Potential customers of high end property in India are being enticed by an unusual offer: the chance to spend an evening with the son of the American president if they decide to invest in residential projects licensed by the family’s company.
Donald Trump Junior’s week-long visit to India starting Monday could not escape attention: full, front page newspaper advertisements in the country’s most prominent newspapers have posed the question: “Trump is here. Are you invited?” and “Trump has arrived. Have you?"
Trump Jr. has been in charge of the Trump Organization along with his brother Eric since their father became president.
The advertisements, which featured large photos of Trump Jr, said that those signing up before 22nd February to buy apartments could join him for “a conversation and dinner.”

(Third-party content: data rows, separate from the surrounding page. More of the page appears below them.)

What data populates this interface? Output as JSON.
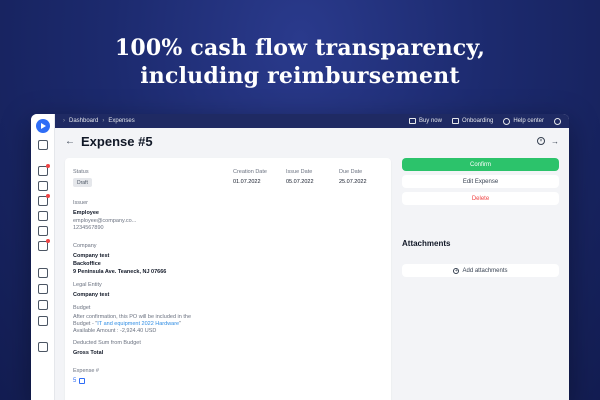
{
  "hero": {
    "line1": "100% cash flow transparency,",
    "line2": "including reimbursement"
  },
  "topbar": {
    "breadcrumb": [
      "Dashboard",
      "Expenses"
    ],
    "buy_now": "Buy now",
    "onboarding": "Onboarding",
    "help_center": "Help center"
  },
  "page": {
    "title": "Expense #5"
  },
  "details": {
    "status_label": "Status",
    "status_value": "Draft",
    "creation_date_label": "Creation Date",
    "creation_date": "01.07.2022",
    "issue_date_label": "Issue Date",
    "issue_date": "05.07.2022",
    "due_date_label": "Due Date",
    "due_date": "25.07.2022",
    "issuer_label": "Issuer",
    "issuer_role": "Employee",
    "issuer_email": "employee@company.co...",
    "issuer_phone": "1234567890",
    "company_label": "Company",
    "company_name": "Company test",
    "company_dept": "Backoffice",
    "company_address": "9 Peninsula Ave. Teaneck, NJ 07666",
    "legal_entity_label": "Legal Entity",
    "legal_entity": "Company test",
    "budget_label": "Budget",
    "budget_note_1": "After confirmation, this PO will be included in the",
    "budget_note_2_prefix": "Budget - \"",
    "budget_link": "IT and equipment 2022 Hardware",
    "budget_note_2_suffix": "\"",
    "budget_available": "Available Amount : -2,924.40 USD",
    "deducted_label": "Deducted Sum from Budget",
    "gross_total_label": "Gross Total",
    "expense_num_label": "Expense #",
    "expense_num": "5"
  },
  "actions": {
    "confirm": "Confirm",
    "edit": "Edit Expense",
    "delete": "Delete"
  },
  "attachments": {
    "title": "Attachments",
    "add": "Add attachments"
  },
  "colors": {
    "accent": "#2f6df6",
    "confirm": "#2cc36b",
    "danger": "#ef4444",
    "topbar": "#1f2a63"
  }
}
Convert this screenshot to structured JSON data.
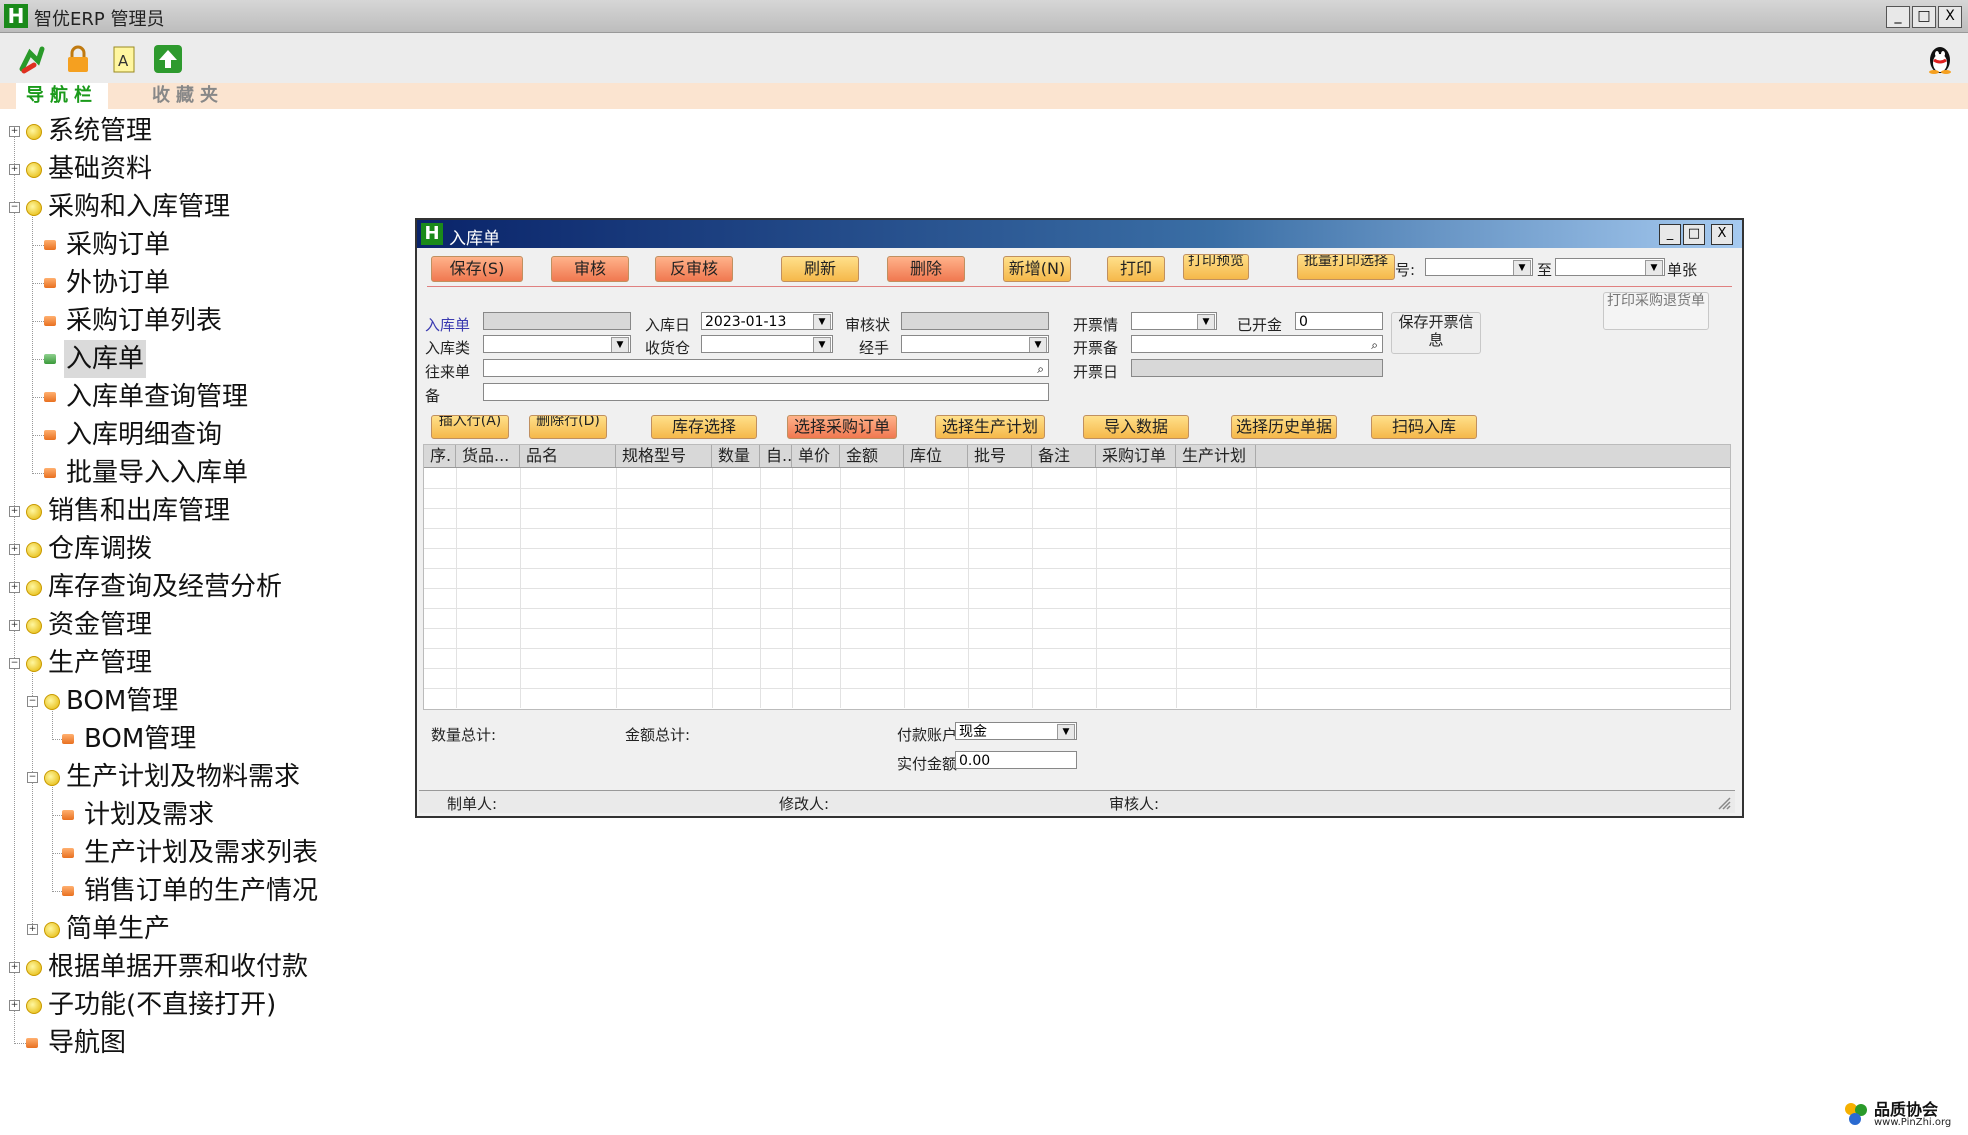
{
  "app": {
    "title": "智优ERP 管理员",
    "logo_letter": "H",
    "window_buttons": [
      "_",
      "□",
      "X"
    ]
  },
  "toolbar": {
    "icons": [
      "refresh-arrow-icon",
      "lock-icon",
      "text-document-icon",
      "upload-arrow-icon"
    ],
    "qq_icon": "qq-penguin-icon"
  },
  "nav": {
    "tabs": [
      "导航栏",
      "收藏夹"
    ]
  },
  "tree": {
    "items": [
      {
        "label": "系统管理"
      },
      {
        "label": "基础资料"
      },
      {
        "label": "采购和入库管理"
      },
      {
        "label": "采购订单"
      },
      {
        "label": "外协订单"
      },
      {
        "label": "采购订单列表"
      },
      {
        "label": "入库单"
      },
      {
        "label": "入库单查询管理"
      },
      {
        "label": "入库明细查询"
      },
      {
        "label": "批量导入入库单"
      },
      {
        "label": "销售和出库管理"
      },
      {
        "label": "仓库调拨"
      },
      {
        "label": "库存查询及经营分析"
      },
      {
        "label": "资金管理"
      },
      {
        "label": "生产管理"
      },
      {
        "label": "BOM管理"
      },
      {
        "label": "BOM管理"
      },
      {
        "label": "生产计划及物料需求"
      },
      {
        "label": "计划及需求"
      },
      {
        "label": "生产计划及需求列表"
      },
      {
        "label": "销售订单的生产情况"
      },
      {
        "label": "简单生产"
      },
      {
        "label": "根据单据开票和收付款"
      },
      {
        "label": "子功能(不直接打开)"
      },
      {
        "label": "导航图"
      }
    ]
  },
  "child": {
    "title": "入库单",
    "logo_letter": "H",
    "window_buttons": [
      "_",
      "□",
      "X"
    ],
    "toolbar": {
      "buttons": [
        "保存(S)",
        "审核",
        "反审核",
        "刷新",
        "删除",
        "新增(N)",
        "打印",
        "打印预览",
        "批量打印选择"
      ],
      "no_label": "号:",
      "to_label": "至",
      "single_label": "单张",
      "print_return": "打印采购退货单"
    },
    "form": {
      "receipt_no_label": "入库单",
      "receipt_no_value": "",
      "date_label": "入库日",
      "date_value": "2023-01-13",
      "audit_status_label": "审核状",
      "audit_status_value": "",
      "invoice_status_label": "开票情",
      "invoiced_amount_label": "已开金",
      "invoiced_amount_value": "0",
      "save_invoice_button": "保存开票信息",
      "type_label": "入库类",
      "warehouse_label": "收货仓",
      "handler_label": "经手",
      "invoice_note_label": "开票备",
      "partner_label": "往来单",
      "invoice_date_label": "开票日",
      "note_label": "备"
    },
    "actions": [
      "插入行(A)",
      "删除行(D)",
      "库存选择",
      "选择采购订单",
      "选择生产计划",
      "导入数据",
      "选择历史单据",
      "扫码入库"
    ],
    "table": {
      "columns": [
        "序.",
        "货品...",
        "品名",
        "规格型号",
        "数量",
        "自..",
        "单价",
        "金额",
        "库位",
        "批号",
        "备注",
        "采购订单",
        "生产计划"
      ],
      "rows": []
    },
    "footer": {
      "qty_total_label": "数量总计:",
      "amount_total_label": "金额总计:",
      "pay_account_label": "付款账户",
      "pay_account_value": "现金",
      "paid_amount_label": "实付金额",
      "paid_amount_value": "0.00"
    },
    "status": {
      "creator_label": "制单人:",
      "modifier_label": "修改人:",
      "auditor_label": "审核人:"
    }
  },
  "watermark": {
    "name": "品质协会",
    "url": "www.PinZhi.org"
  }
}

His first stop will be Gurugram, a business hub on the outskirts of New Delhi, where local firms under a license from the Trump Organization are developing two 47-story towers bearing the Trump brand name. The more than 250 super-luxury units in the residential blocks are selling for approximately $1 million to $1.5 million each.
India is the Trump Organization’s biggest overseas market, earning the family up to $3 million in royalties in 2016.
The hope of the business partners is that the high profile visit of the American president’s son could give sales a boost at a time when India’s real estate market is witnessing a downturn — property prices have dipped nearly 30 percent following a crackdown on untaxed money by the government. In Gurugram, home to several luxury projects, many prominent builders are stuck with hundreds of unsold flats.
Referring to the visit, Samir Juneja at PropEquity, a real estate data analytics company says “There is this big marketing push which is working pretty well.” According to him, the association of the projects with the American president’s family does help. “The brand has been created and now it happens to get a further fillip that it happens to be the president’s.”
But there is criticism of the sales trip since the advertisements began appearing on the weekend. Patrick French, a British historian who is currently Dean of the School of Arts and Sciences at Ahmedabad University in India tweeted, “For the last however many days every newspaper in India has been wrapped in this abominable invitation to dinner with Trump Jr.”
A retired professional in Gurugram, Umesh Sood, was not sure if the sales pitch of a dinner and conversation with Trump Jr. would actually prompt people to put their money down.
“You are not meeting the president, you are meeting the son with the same name, without the powers, without the pomp.”
Questions have also been raised over issues of conflict of interest. The New York Times quoted Daniel S. Markey, who worked on South Asia policy for the State Department during the George W. Bush administration, as saying that "The idea that the president's son would be going and shilling the president's brand at same time Donald Trump is president and is managing strategic and foreign relations with India - that is just bizarre."
Two of the organizations four Indian projects, in Mumbai and Pune, were launched before Donald Trump was elected president. The Kolkata and Gurugram projects were launched later, but the deals had been signed before his election. The Trump Organization announced it would not launch any project outside the US after he became president.
Trump Jr. is the second child of Donald Trump to visit India. Ivanka Trump visited in November, in her capacity as a member of Trump administration, to address a global entrepreneurship summit.